Her blood ran cold. What did that mean? The subtle motion could have so many implications, Ariadne did not even know where to begin. Perhaps the dhemon hated her for her place in the Society—an understandable, if regrettable, circumstance. Or she had teased together who Ariadne truly was in search of.
If the latter, she could very well be in grave danger. That meant the woman knew who she was, and such knowledge was not meant for everyone.

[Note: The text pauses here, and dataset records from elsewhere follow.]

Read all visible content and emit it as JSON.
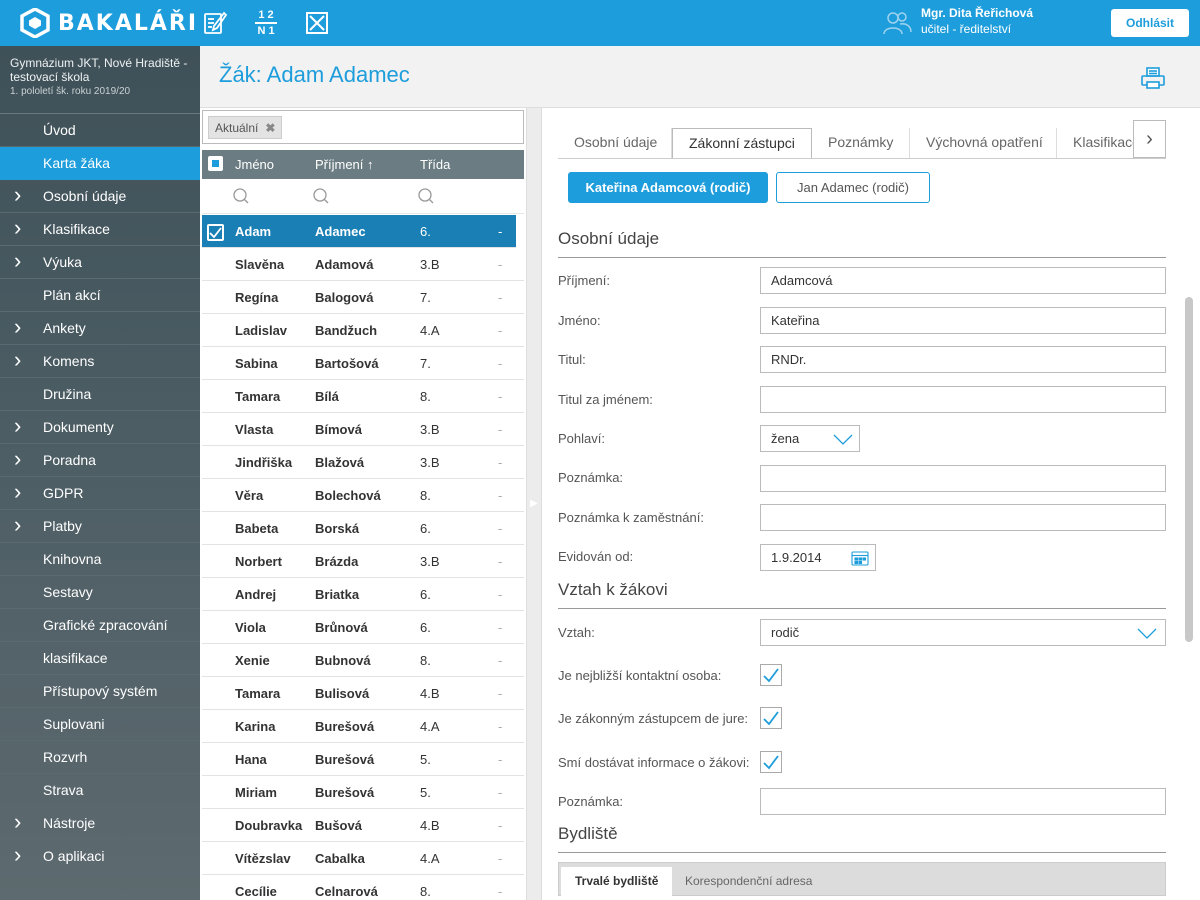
{
  "app": {
    "logo_text": "BAKALÁŘI"
  },
  "topbar": {
    "icons": [
      "pencil-notebook-icon",
      "fraction-icon",
      "crossed-box-icon"
    ],
    "fraction_top": "1 2",
    "fraction_bottom": "N 1",
    "user_name": "Mgr. Dita Řeřichová",
    "user_role": "učitel - ředitelství",
    "logout_label": "Odhlásit",
    "accent": "#1d9ddb"
  },
  "sidebar": {
    "school_name": "Gymnázium JKT, Nové Hradiště - testovací škola",
    "term": "1. pololetí šk. roku 2019/20",
    "items": [
      {
        "label": "Úvod",
        "expandable": false
      },
      {
        "label": "Karta žáka",
        "expandable": false,
        "active": true
      },
      {
        "label": "Osobní údaje",
        "expandable": true
      },
      {
        "label": "Klasifikace",
        "expandable": true
      },
      {
        "label": "Výuka",
        "expandable": true
      },
      {
        "label": "Plán akcí",
        "expandable": false
      },
      {
        "label": "Ankety",
        "expandable": true
      },
      {
        "label": "Komens",
        "expandable": true
      },
      {
        "label": "Družina",
        "expandable": false
      },
      {
        "label": "Dokumenty",
        "expandable": true
      },
      {
        "label": "Poradna",
        "expandable": true
      },
      {
        "label": "GDPR",
        "expandable": true
      },
      {
        "label": "Platby",
        "expandable": true
      },
      {
        "label": "Knihovna",
        "expandable": false
      },
      {
        "label": "Sestavy",
        "expandable": false
      },
      {
        "label": "Grafické zpracování",
        "expandable": false
      },
      {
        "label": "klasifikace",
        "expandable": false
      },
      {
        "label": "Přístupový systém",
        "expandable": false
      },
      {
        "label": "Suplovani",
        "expandable": false
      },
      {
        "label": "Rozvrh",
        "expandable": false
      },
      {
        "label": "Strava",
        "expandable": false
      },
      {
        "label": "Nástroje",
        "expandable": true
      },
      {
        "label": "O aplikaci",
        "expandable": true
      }
    ]
  },
  "header": {
    "title": "Žák: Adam Adamec"
  },
  "student_list": {
    "filter_chip": "Aktuální",
    "columns": {
      "first": "Jméno",
      "last": "Příjmení ↑",
      "class": "Třída"
    },
    "rows": [
      {
        "first": "Adam",
        "last": "Adamec",
        "class": "6.",
        "extra": "-",
        "selected": true
      },
      {
        "first": "Slavěna",
        "last": "Adamová",
        "class": "3.B",
        "extra": "-"
      },
      {
        "first": "Regína",
        "last": "Balogová",
        "class": "7.",
        "extra": "-"
      },
      {
        "first": "Ladislav",
        "last": "Bandžuch",
        "class": "4.A",
        "extra": "-"
      },
      {
        "first": "Sabina",
        "last": "Bartošová",
        "class": "7.",
        "extra": "-"
      },
      {
        "first": "Tamara",
        "last": "Bílá",
        "class": "8.",
        "extra": "-"
      },
      {
        "first": "Vlasta",
        "last": "Bímová",
        "class": "3.B",
        "extra": "-"
      },
      {
        "first": "Jindřiška",
        "last": "Blažová",
        "class": "3.B",
        "extra": "-"
      },
      {
        "first": "Věra",
        "last": "Bolechová",
        "class": "8.",
        "extra": "-"
      },
      {
        "first": "Babeta",
        "last": "Borská",
        "class": "6.",
        "extra": "-"
      },
      {
        "first": "Norbert",
        "last": "Brázda",
        "class": "3.B",
        "extra": "-"
      },
      {
        "first": "Andrej",
        "last": "Briatka",
        "class": "6.",
        "extra": "-"
      },
      {
        "first": "Viola",
        "last": "Brůnová",
        "class": "6.",
        "extra": "-"
      },
      {
        "first": "Xenie",
        "last": "Bubnová",
        "class": "8.",
        "extra": "-"
      },
      {
        "first": "Tamara",
        "last": "Bulisová",
        "class": "4.B",
        "extra": "-"
      },
      {
        "first": "Karina",
        "last": "Burešová",
        "class": "4.A",
        "extra": "-"
      },
      {
        "first": "Hana",
        "last": "Burešová",
        "class": "5.",
        "extra": "-"
      },
      {
        "first": "Miriam",
        "last": "Burešová",
        "class": "5.",
        "extra": "-"
      },
      {
        "first": "Doubravka",
        "last": "Bušová",
        "class": "4.B",
        "extra": "-"
      },
      {
        "first": "Vítězslav",
        "last": "Cabalka",
        "class": "4.A",
        "extra": "-"
      },
      {
        "first": "Cecílie",
        "last": "Celnarová",
        "class": "8.",
        "extra": "-"
      }
    ]
  },
  "detail": {
    "tabs": [
      "Osobní údaje",
      "Zákonní zástupci",
      "Poznámky",
      "Výchovná opatření",
      "Klasifikace"
    ],
    "active_tab": 1,
    "persons": {
      "primary": "Kateřina Adamcová (rodič)",
      "secondary": "Jan Adamec (rodič)"
    },
    "personal": {
      "title": "Osobní údaje",
      "surname_label": "Příjmení:",
      "surname": "Adamcová",
      "name_label": "Jméno:",
      "name": "Kateřina",
      "degree_label": "Titul:",
      "degree": "RNDr.",
      "degree_after_label": "Titul za jménem:",
      "degree_after": "",
      "gender_label": "Pohlaví:",
      "gender": "žena",
      "note_label": "Poznámka:",
      "note": "",
      "job_note_label": "Poznámka k zaměstnání:",
      "job_note": "",
      "registered_label": "Evidován od:",
      "registered": "1.9.2014"
    },
    "relation": {
      "title": "Vztah k žákovi",
      "relation_label": "Vztah:",
      "relation": "rodič",
      "contact_label": "Je nejbližší kontaktní osoba:",
      "contact": true,
      "legal_label": "Je zákonným zástupcem de jure:",
      "legal": true,
      "info_label": "Smí dostávat informace o žákovi:",
      "info": true,
      "note_label": "Poznámka:",
      "note": ""
    },
    "address": {
      "title": "Bydliště",
      "tabs": [
        "Trvalé bydliště",
        "Korespondenční adresa"
      ]
    }
  }
}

Phulan gave Ariadne another tug, and she turned to find herself face-to-face with a stunning mage rippling with power. Her curtain of brown hair draped around her devastatingly lovely face with eyes of melted silver. They shone like the moon as they studied Ariadne, sending another rush of cold through her.
"Phulan." Melia Tagh extended her hand. They exchanged a quick greeting before she turned to Ariadne. "I heard you have a new ward."
"Cressida, my Lady." Ariadne hurried into a curtsy, praying her Caersan manners, matched with her lack of coordination, were enough to keep the mage from distrusting their presence. "I am honored to be here."
"So polite." Melia looked her over with a discerning eye. "What brings you into my friend's care?"
Ariadne glanced at Phulan. The term friend was, at best, loosely used. She let her face fall, the pain she still felt from watching Azriel dragged away in chains bleeding through. "My village was raided and…"
Melia's moonlight eyes slid to the brand on full display. Her face softened, something Ariadne had not expected. "Dhemons?"
"I barely escaped."
Gods, how true those words were. She felt no remorse for twisting her own past in her favor. If these mages were as skilled at sensing her thoughts as she believed them to be, she could not risk straying too far from the truth.
"Her parents were good friends of mine," Phulan said and scooped up Ariadne's arm to give her hand a protective pat. "They requested I look after her in their Will."
Then Melia's gaze darkened again. "You've always been close to those in Keonis."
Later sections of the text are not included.